A short-term (we hope) industrial dispute doesn’t necessarily change a company’s long-term value, of course. But there’s probably another factor at work here: via their new fee-based management contracts, train operators are well insulated financially from upsets. Look at how FirstGroup described its new three-year contract at GWR the other day: the Department for Transport “retains all revenue risk and substantially all cost risk”.
Not all rail contracts are the same but the basic format sees the operator get a fixed fee equivalent to 0.5% of the cost base. So whatever pay deal on the railways eventually emerges, it should be reflected in the calculation of operators’ costs. The bottom line is that it’s now quite hard to lose vast sums as a train operator.
Two conclusions follow. First, bidders are mostly excited about the buses, not the trains, at transport groups such as Go-Ahead and FirstGroup; the public spending profile for buses is far more attractive. Second, ministers should not pretend that the government is only a minor player in the railway dispute: it is signing cost-based contracts and stands full-square behind them.
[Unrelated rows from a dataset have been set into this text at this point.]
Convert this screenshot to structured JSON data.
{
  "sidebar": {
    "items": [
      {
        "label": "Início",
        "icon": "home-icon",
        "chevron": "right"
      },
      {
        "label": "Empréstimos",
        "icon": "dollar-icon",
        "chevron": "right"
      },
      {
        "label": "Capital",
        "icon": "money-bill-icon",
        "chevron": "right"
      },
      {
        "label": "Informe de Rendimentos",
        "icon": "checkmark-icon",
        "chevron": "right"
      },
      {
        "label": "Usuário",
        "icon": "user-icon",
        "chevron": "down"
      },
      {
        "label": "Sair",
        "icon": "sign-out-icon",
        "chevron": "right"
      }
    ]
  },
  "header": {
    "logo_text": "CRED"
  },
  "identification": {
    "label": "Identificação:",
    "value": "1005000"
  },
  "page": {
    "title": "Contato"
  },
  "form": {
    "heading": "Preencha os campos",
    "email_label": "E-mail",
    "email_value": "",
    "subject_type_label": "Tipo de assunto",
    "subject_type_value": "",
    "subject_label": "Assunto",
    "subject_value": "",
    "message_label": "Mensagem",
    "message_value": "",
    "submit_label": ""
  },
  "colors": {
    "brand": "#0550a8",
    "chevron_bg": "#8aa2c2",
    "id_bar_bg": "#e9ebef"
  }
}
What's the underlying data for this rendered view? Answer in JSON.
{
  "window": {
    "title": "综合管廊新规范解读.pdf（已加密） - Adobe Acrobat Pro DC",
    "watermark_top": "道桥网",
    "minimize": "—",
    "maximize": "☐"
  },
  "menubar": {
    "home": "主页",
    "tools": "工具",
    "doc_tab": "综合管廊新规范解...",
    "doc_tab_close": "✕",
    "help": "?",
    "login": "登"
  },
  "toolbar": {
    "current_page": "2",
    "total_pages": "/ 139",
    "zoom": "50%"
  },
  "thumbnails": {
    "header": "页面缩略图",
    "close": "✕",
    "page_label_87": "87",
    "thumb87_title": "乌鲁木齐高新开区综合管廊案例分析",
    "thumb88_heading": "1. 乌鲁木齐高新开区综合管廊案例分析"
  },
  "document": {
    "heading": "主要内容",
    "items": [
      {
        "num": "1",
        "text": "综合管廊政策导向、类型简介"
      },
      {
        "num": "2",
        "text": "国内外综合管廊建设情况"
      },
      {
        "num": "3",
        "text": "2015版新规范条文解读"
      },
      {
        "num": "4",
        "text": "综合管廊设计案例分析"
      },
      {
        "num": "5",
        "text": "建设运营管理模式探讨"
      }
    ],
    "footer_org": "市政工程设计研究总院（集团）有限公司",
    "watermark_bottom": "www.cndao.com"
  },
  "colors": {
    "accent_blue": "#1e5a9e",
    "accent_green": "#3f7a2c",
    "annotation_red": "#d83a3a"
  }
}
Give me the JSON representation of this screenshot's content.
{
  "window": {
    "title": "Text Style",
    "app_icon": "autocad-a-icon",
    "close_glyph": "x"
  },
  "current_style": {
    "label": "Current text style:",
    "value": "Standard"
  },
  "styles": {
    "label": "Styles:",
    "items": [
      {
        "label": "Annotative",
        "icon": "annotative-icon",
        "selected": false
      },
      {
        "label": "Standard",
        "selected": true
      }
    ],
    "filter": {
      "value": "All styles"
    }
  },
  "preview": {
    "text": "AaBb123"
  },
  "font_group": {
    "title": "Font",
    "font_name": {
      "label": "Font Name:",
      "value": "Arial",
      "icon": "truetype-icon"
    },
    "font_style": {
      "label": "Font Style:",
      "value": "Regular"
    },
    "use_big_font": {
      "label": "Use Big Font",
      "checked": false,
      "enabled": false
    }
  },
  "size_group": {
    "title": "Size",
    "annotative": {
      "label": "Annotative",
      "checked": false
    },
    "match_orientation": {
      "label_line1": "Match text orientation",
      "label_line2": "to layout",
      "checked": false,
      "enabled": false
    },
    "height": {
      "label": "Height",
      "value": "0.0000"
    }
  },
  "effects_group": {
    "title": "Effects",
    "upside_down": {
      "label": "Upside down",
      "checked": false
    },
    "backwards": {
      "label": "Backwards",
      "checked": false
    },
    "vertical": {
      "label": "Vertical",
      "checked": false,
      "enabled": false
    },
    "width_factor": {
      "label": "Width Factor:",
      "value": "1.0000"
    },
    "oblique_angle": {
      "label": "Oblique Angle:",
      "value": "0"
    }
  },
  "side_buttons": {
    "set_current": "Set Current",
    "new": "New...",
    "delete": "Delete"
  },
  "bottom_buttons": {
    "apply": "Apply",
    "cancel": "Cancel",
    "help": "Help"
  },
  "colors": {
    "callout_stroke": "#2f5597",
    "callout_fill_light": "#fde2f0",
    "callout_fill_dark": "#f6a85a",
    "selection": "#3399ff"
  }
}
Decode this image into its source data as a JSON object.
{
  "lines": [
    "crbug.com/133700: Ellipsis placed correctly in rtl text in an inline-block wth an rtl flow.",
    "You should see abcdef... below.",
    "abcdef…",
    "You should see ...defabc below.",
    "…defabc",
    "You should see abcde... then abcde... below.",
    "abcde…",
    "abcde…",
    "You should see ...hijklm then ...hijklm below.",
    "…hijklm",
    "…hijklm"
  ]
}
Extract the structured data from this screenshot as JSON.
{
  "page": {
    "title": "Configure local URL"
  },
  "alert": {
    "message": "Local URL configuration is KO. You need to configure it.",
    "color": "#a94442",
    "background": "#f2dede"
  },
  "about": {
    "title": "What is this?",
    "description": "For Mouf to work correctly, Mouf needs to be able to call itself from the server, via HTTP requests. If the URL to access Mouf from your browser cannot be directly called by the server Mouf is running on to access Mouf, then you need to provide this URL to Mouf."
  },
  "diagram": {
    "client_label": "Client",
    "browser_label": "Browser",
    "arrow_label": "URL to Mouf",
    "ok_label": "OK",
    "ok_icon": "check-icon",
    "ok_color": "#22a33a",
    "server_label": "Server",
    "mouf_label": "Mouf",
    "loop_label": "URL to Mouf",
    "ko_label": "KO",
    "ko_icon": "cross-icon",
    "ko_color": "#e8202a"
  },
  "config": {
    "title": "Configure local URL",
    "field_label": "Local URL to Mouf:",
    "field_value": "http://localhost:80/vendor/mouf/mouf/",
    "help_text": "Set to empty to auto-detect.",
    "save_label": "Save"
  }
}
Rolls-Royce’s lump sum for low-paid workers could set trend
Meanwhile, Rolls-Royce provides an interesting test-case in pay negotiations during a cost-of-living crisis. An inflation-matching pay award is impossible, says the company, so it’s offering a £2,000 lump-sum to 11,000 shop-floor workers and 3,000 junior managers on top of a 4% pay rise. Lloyds Banking Group also gave a lump-sum, to the tune of £1,000 for lower-paid staff, so a trend seems to be emerging.
Note, though, the union’s response at Rolls: “The revised offer still falls a long way short of the cost-of-living crisis claim submitted by our members and their expectations,” says Unite. In other words, one-off unconsolidated awards may not always provide a quick fix in inflationary times. If Rolls’ offer goes to a vote, the outcome will be revealing.